Published May 10, 2021, 3:16 PM

by Chino S. Leyco

Finance Secretary Carlos G. Dominguez III called for the just and equitable distribution of coronavirus vaccines to ensure the access of lower-income and developing countries to life-saving medical interventions amid the prolonged pandemic.

At the recent 54th Annual Meeting of the Asian Development Bank (ADB), Dominguez said the COVID-19 pandemic “did not only widen the inequalities within societies but amplified the disparities between countries” as shown by the uneven allocation of the vaccines.

Finance Secretary Carlos G. Dominguez III (DOF photo)

Dominguez noted that developed economies were not only able to provide higher levels of stimulus measures, but also able to undertake their mass inoculations at a faster pace than the developing countries because of their vast financial resources. 

For this reason, he said the Philippines supported the strong call for developed countries, multilateral institutions, and global organizations to join forces in ensuring the accessibility of these life-saving doses to lower-income economies.

 “It is only through the just and equitable distribution of vaccines can the world achieve a safer recovery from this pandemic,” Dominguez said.

The Duterte administration is targeting to inoculate 70 million adult Filipinos by the end of the year to achieve herd immunity. However, initial phase of its vaccine rollout had moved too slowly due to limited global supply.

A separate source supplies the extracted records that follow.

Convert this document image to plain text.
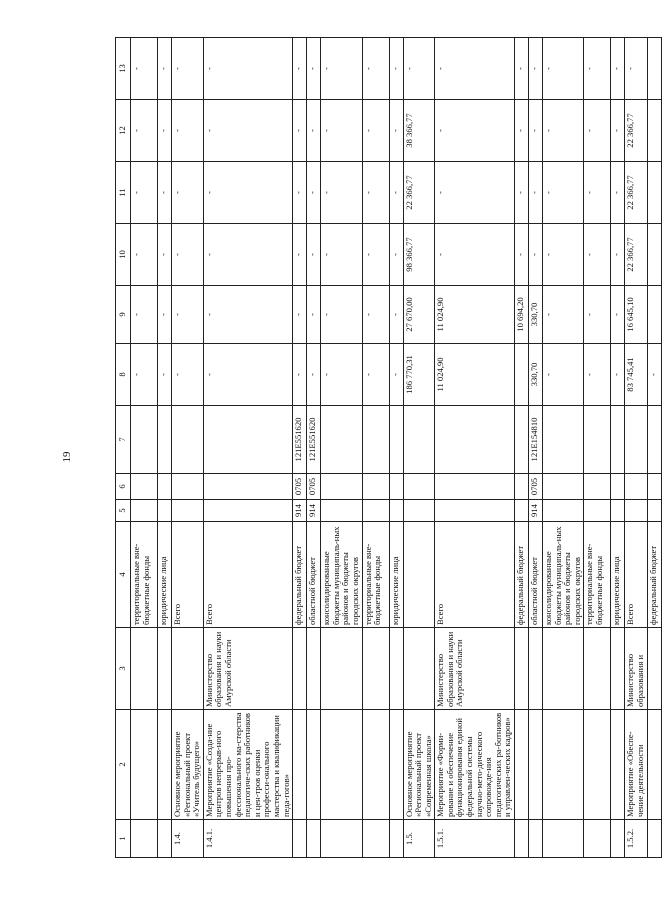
19
1	2	3	4	5	6	7	8	9	10	11	12	13
			территориальные вне-бюджетные фонды				-	-	-	-	-	-
			юридические лица				-	-	-	-	-	-
1.4.	Основное мероприятие «Региональный проект «Учитель будущего»		Всего				-	-	-	-	-	-
1.4.1.	Мероприятие «Созда-ние центров непрерыв-ного повышения про-фессионального ма-стерства педагогиче-ских работников и цен-тров оценки професси-онального мастерства и квалификации педа-гогов»	Министерство образования и науки Амурской области	Всего				-	-	-	-	-	-
			федеральный бюджет	914	0705	121E551620	-	-	-	-	-	-
			областной бюджет	914	0705	121E551620	-	-	-	-	-	-
			консолидированные бюджеты муниципаль-ных районов и бюджеты городских округов				-	-	-	-	-	-
			территориальные вне-бюджетные фонды				-	-	-	-	-	-
			юридические лица				-	-	-	-	-	-
1.5.	Основное мероприятие «Региональный проект «Современная школа»						186 770,31	27 670,00	98 366,77	22 366,77	38 366,77	-
1.5.1.	Мероприятие «Форми-рование и обеспечение функционирования единой федеральной системы научно-мето-дического сопровожде-ния педагогических ра-ботников и управлен-ческих кадров»	Министерство образования и науки Амурской области	Всего				11 024,90	11 024,90	-	-	-	-
			федеральный бюджет					10 694,20	-	-	-	-
			областной бюджет	914	0705	121E154810	330,70	330,70	-	-	-	-
			консолидированные бюджеты муниципаль-ных районов и бюджеты городских округов				-	-	-	-	-	-
			территориальные вне-бюджетные фонды				-	-	-	-	-	-
			юридические лица				-	-	-	-	-	-
1.5.2.	Мероприятие «Обеспе-чение деятельности	Министерство образования и	Всего				83 745,41	16 645,10	22 366,77	22 366,77	22 366,77	-
			федеральный бюджет				-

The Philippines, which started its vaccination in March, has ranked third among Southeast Asian countries in terms of coronavirus disease (COVID-19) doses administered.

At present, the country has a total supply of 7.57 million vaccine doses composed of Coronavac from Sinovac Biotech of China, AstraZeneca, and Sputnik V from Gamaleya Research Institute of Russia. 

Of that number, the World Health Organization (WHO)-led Covax facility has so far delivered 2.55 million doses of AstraZeneca vaccines through the shipments that arrived on March 4, March 7, and May 8.

More than two million doses, meanwhile, have been administered in the conuntry, way below the government’s target to achieve herd immunity.

United Nations Secretary General António Guterres earlier expressed dismay with the “uneven and unfair” distribution of coronavirus vaccines, saying only 10 countries administered 75 percent of all vaccinations.

President Duterte had admitted that the country was facing a shortage of vaccine supply due to the world’s scarce stocks. 

The chief executive was concerned that rich nations have cornered most of the vaccine supplies while poor nations like the Philippines are left to scramble for remaining stocks.